— Прогноз ясен: следующую после меня квартиросъемщицу будут звать Маргариной, и вы изобразите для нее муфту из чистого жира.
— Для вас нет ничего святого.
— Простите меня, это водка виновата. Так, значит, вы помните всех ваших женщин?
— Это не мои женщины. Речь идет о женщинах, которых я любил.
— И все они были вашими квартиросъемщицами.
— Да. Квартиросъемщица — идеальная женщина. Ну, почти.
— Это «почти» — зловещая литота. Когда же вы начали сдавать квартиру, если вам угодно так это называть?
— Восемнадцать лет назад. Двадцать лет я не покидаю этот дом. Нехватка женщин не замедлила на мне сказаться — надо было искать выход. Я нашел его, читая газету, что случается со мной нечасто: в разделе объявлений я увидел рубрику «Сдаю квартиру». У меня глаза полезли на лоб. Осталось только опубликовать объявление. Такого успеха я даже не ожидал.
— Ваши родители умерли двадцать лет назад, не так ли?
— Да. Трагический несчастный случай. Мой отец, дон Деодато Нибаль-и-Милькар, обожал собирать грибы. В лесу Фонтенбло он набрал целую корзину пестрых зонтиков и собственноручно их приготовил.
— Классический случай: это были грибы, похожие на съедобные, но смертельно ядовитые, а вы единственный к ним не притронулись.
— Наоборот, я съел больше, чем мои родители. Меня спасли индульгенции.
— Не понимаю.
— Я же вам сказал: когда я даю золото моему духовнику, то перевариваю все. Мой отец не одобрял продажу индульгенций. Среди ночи моя мать пожаловалась на боли в желудке: грибы жарились в сливочном масле. Отец, чувствовавший себя немногим лучше, пошел за питьевой содой. Вот только он перепутал: вместо соды взял нитраты, которые использовал для удобрения своих роз. Он дал хорошую дозу нитратов жене, а потом и сам проглотил свою порцию. Через несколько минут весь дом проснулся от взрыва: мои родители лопнули.
— По-настоящему?
— Да. Это было душераздирающее зрелище: куски испанских грандов висели на люстре и на балдахине кровати. Потому-то я и рассчитал всю прислугу. Как прикажете добиться уважения от челяди, которая собирала ошметки ваших родителей?
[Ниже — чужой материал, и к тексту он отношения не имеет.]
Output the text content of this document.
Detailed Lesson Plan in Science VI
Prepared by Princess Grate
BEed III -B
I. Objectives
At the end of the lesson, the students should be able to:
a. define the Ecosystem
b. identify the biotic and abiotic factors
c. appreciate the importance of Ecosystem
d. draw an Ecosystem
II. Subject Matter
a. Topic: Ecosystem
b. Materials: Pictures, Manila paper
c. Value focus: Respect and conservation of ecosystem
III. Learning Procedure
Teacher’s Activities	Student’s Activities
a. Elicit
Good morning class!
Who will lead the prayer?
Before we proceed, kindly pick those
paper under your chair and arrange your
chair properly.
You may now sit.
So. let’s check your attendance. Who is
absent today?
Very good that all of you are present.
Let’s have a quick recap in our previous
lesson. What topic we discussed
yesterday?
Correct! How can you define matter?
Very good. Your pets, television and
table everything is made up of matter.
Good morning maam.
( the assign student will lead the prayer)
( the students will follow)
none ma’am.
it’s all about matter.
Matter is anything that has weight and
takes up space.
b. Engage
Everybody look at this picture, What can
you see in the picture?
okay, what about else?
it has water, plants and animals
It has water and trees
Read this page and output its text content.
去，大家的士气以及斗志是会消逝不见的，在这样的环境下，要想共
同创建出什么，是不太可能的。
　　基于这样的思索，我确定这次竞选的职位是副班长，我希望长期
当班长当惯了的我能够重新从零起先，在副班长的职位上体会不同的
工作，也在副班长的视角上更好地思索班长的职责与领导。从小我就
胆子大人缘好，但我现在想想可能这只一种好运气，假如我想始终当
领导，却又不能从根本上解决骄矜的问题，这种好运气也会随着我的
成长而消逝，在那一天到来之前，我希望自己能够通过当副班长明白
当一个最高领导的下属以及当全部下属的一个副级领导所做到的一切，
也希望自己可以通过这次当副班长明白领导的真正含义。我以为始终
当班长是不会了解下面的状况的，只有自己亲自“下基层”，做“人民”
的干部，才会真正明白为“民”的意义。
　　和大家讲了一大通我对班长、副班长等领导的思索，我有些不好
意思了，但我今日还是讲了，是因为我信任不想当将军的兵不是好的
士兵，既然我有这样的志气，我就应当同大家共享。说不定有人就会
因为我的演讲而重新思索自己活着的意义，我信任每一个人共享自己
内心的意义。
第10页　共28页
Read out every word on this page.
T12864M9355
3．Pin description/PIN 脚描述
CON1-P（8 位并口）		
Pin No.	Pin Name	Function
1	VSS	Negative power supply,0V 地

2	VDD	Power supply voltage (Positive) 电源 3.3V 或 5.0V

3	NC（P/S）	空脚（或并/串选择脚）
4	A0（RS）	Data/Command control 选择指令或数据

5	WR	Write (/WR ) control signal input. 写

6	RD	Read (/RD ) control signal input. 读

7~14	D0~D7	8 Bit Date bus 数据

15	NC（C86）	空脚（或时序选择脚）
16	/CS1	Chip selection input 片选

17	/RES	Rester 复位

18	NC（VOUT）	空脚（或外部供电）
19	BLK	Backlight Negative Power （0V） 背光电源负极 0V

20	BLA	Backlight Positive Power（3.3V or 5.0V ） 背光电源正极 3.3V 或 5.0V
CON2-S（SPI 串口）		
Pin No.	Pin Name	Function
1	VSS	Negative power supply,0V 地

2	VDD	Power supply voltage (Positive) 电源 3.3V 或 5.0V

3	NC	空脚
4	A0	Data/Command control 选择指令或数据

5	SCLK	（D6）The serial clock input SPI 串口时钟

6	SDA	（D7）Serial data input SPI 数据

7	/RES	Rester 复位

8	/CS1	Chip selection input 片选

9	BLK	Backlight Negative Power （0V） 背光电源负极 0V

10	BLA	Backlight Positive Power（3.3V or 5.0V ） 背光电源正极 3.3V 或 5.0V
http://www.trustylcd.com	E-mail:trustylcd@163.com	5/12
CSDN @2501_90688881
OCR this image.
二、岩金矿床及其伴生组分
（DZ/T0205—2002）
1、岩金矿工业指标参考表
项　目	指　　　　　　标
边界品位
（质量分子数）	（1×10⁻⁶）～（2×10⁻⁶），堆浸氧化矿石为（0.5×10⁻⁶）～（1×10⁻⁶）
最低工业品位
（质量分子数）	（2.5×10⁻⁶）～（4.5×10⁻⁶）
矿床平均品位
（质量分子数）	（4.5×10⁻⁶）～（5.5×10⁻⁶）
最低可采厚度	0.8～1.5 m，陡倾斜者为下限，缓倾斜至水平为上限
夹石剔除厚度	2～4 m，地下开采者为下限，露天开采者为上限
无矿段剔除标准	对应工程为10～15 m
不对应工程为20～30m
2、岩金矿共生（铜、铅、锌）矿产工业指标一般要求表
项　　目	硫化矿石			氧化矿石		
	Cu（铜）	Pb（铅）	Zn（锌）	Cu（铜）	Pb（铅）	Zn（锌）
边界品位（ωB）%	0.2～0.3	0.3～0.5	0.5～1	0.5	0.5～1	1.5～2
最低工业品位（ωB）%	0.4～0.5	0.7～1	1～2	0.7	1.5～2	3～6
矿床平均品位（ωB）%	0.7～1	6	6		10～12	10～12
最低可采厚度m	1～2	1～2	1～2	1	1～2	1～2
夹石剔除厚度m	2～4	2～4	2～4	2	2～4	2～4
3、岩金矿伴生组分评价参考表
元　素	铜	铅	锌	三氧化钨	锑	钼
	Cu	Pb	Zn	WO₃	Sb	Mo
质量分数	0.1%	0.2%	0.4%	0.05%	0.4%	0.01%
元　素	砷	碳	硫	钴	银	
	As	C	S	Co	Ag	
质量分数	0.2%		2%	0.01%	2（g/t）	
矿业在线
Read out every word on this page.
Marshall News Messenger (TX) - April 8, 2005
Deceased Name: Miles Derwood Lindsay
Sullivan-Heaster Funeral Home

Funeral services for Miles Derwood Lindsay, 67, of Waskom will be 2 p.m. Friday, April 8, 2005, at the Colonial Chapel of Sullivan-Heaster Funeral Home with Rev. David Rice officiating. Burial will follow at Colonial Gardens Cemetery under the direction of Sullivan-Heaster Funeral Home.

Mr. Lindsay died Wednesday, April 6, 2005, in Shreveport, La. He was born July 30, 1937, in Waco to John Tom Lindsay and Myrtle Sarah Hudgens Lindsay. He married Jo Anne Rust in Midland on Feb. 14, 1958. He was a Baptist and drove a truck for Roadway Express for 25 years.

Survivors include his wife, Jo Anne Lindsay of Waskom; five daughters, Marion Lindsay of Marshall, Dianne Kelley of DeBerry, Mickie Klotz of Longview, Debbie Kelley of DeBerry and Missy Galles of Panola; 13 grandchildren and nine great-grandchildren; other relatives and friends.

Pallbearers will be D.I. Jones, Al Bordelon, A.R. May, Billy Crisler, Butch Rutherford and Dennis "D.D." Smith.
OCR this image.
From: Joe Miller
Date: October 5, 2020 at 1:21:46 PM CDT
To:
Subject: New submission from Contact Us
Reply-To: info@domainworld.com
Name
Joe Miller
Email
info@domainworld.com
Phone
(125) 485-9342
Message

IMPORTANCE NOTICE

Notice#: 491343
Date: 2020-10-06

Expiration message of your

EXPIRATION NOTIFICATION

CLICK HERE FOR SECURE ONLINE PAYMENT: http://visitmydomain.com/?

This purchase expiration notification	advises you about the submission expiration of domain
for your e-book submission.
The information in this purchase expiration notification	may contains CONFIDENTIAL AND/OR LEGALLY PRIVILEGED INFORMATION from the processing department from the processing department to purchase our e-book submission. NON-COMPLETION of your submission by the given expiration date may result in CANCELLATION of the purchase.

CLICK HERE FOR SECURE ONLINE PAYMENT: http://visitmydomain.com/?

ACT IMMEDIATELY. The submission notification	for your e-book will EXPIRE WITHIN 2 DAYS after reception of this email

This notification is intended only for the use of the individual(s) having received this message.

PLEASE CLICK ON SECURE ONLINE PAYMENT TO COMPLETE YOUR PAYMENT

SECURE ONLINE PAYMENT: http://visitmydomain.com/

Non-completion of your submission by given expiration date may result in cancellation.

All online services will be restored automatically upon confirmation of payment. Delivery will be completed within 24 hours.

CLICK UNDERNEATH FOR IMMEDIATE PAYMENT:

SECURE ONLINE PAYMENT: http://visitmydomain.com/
Сатурнина нахмурилась в задумчивости, а потом воскликнула:
— Я вам не верю! Придумали бы более правдоподобную ложь. Это вы убили родителей!
— Вы с ума сошли! Я их обожал. Как я мог поднять руку на моего благородного отца, на мою святую мать?
— С вас и не такое станется.
— Прекратите ваши фантазии. Вы меня оскорбляете. Я скромно похоронил моих родителей на Шароннском кладбище. Тогда в последний раз я покинул пределы этого дома.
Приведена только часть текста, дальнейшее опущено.